Real McCoy, The
Karen McCoy has just spent six years in the state penitentiary for being one of the most notorious bank robbers of modern times. Upon her release, she discovers that her ex-husband, Roy, has remarried and that he has told their son, Patrick, that Karen died. Karen hates Roy for alienating her son, but decides that maybe this was best for the boy, for the time being anyway.
Karen is on parole and has every intention of getting a job, going straight, and maybe then telling Patrick the truth. Her parole officer, Mr. Buckner, is a seedy character and makes life difficult for Karen. Karen finally finds out why he is so hard on her when she discovers he is in cahoots with Jack Schmidt, the sleazy con who was responsible for Karen being caught and sent to prison. Schmidt wants Karen to pull off a bank robbery for him, with the take being in excess of 18 million dollars. Karen refuses until Schmidt has Patrick kidnapped. We watch as Karen must now pull off the biggest bank heist of the century in order to save her son's life.
- Starring: Kim Basigner, Val Kilmer and Terence Stomp
- Director(s): Russell Mulcahy
- Producer(s): Martin Bergman Productions
- Screenwriter(s): William Davies
- Distributor: Universal City Studios
- Release Date: Friday, April 23, 1993
Featured Animal Action
Four Doberman Pinschers, a pair of trained attack dogs and another pair of more docile dogs, were used while making this film. In one scene as Karen and Buckner drive onto the Schmidt Estate, Buckner parks the car and two Dobermans jump up on Karen's side of the car and bark menacingly. The two dogs used in this scene were the attack dogs. A burlap sack, held by their trainer, who was out of camera range, was used to make them bark. The burlap sack was the same one used to originally train the dogs to be guard dogs.

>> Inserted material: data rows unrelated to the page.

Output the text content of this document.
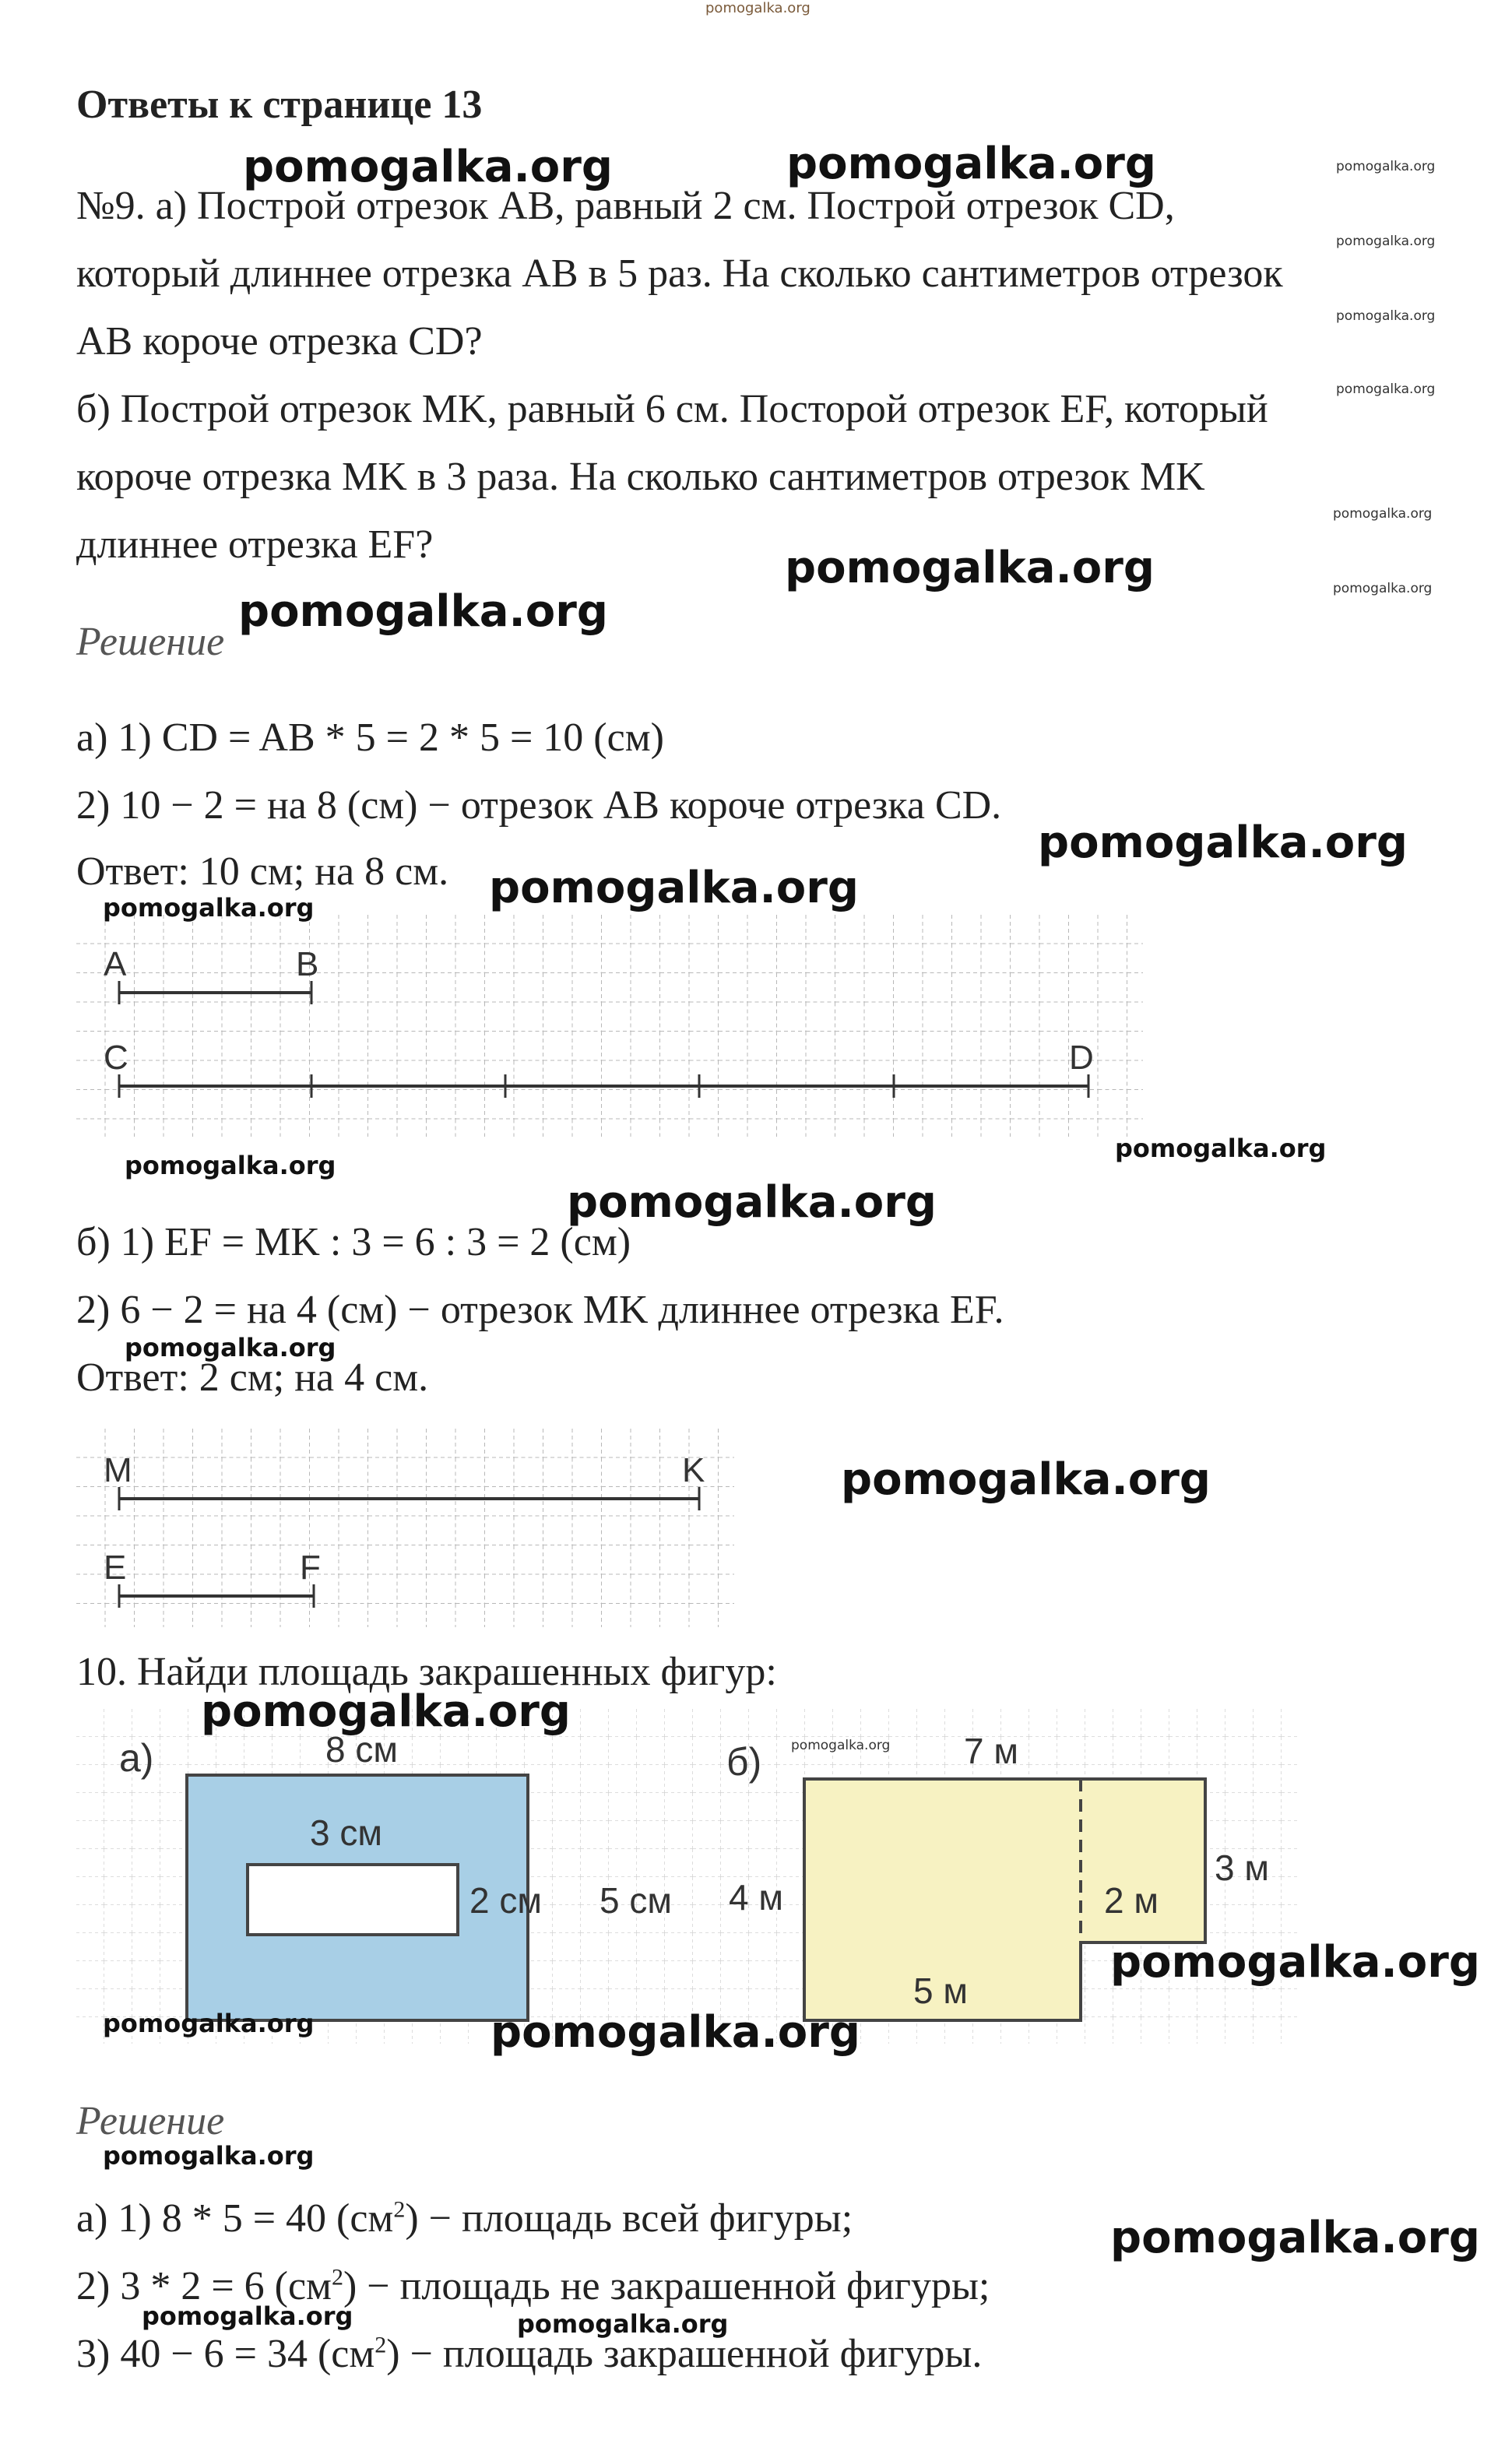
pomogalka.org
Ответы к странице 13
№9. а) Построй отрезок AB, равный 2 см. Построй отрезок CD,
который длиннее отрезка AB в 5 раз. На сколько сантиметров отрезок
AB короче отрезка CD?
б) Построй отрезок MK, равный 6 см. Посторой отрезок EF, который
короче отрезка MK в 3 раза. На сколько сантиметров отрезок MK
длиннее отрезка EF?
Решение
а) 1) CD = AB * 5 = 2 * 5 = 10 (см)
2) 10 − 2 = на 8 (см) − отрезок AB короче отрезка CD.
Ответ: 10 см; на 8 см.
A	B
C	D
б) 1) EF = MK : 3 = 6 : 3 = 2 (см)
2) 6 − 2 = на 4 (см) − отрезок MK длиннее отрезка EF.
Ответ: 2 см; на 4 см.
M	K
E	F
10. Найди площадь закрашенных фигур:
а)	8 см
3 см
2 см 5 см
б)	7 м
3 м
4 м	2 м
5 м
Решение
а) 1) 8 * 5 = 40 $(см^2)$ − площадь всей фигуры;
2) 3 * 2 = 6 $(см^2)$ − площадь не закрашенной фигуры;
3) 40 − 6 = 34 $(см^2)$ − площадь закрашенной фигуры.
pomogalka.org	pomogalka.org	pomogalka.org
pomogalka.org
pomogalka.org
pomogalka.org
pomogalka.org
pomogalka.org
pomogalka.org
pomogalka.org
pomogalka.org
pomogalka.org
pomogalka.org
pomogalka.org
pomogalka.org
pomogalka.org
pomogalka.org
pomogalka.org
pomogalka.org
pomogalka.org
pomogalka.org
pomogalka.org	pomogalka.org
pomogalka.org
pomogalka.org
pomogalka.org	pomogalka.org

In a later scene Karen plans a break in at the Schmidt Estate in hopes of finding her kidnapped son. She rubs two steaks with Nite Nite sleeping powder and heads for the estate. She throws the steaks over the estate wall to the patrolling dogs, where they eagerly devour the meat. After a short wait Karen easily scales the wall and trots by the dozing Dobermans. The steaks given to the dogs did not actually contain any type of drugs. The attack dogs were the ones who were given the steaks and then the more docile dogs replaced them. The dogs merely did a lay down, following their trainer's verbal commands. Two dobermans are also seen being walked on their leashes in one other scene.
Two tigers are present in three scenes as residents at the Schmidt Estate. In one scene Buckner's car crashes through the tiger's caged area. Dazed, he gets out of the car and starts to walk back towards the estate. He reaches the gate and realizes where he is. He turns around in time to see one of the tigers leaping right at him. This scene was shot in cuts. The tiger was not in the caged area when the car crashes through it, nor was the tiger and the actor ever in the area at the same time. The tiger merely jumped from the ground onto a short platform, following his trainers verbal commands, with food as a reward. The camera was angled underneath the tiger to make it appear as though the tiger was leaping upwards.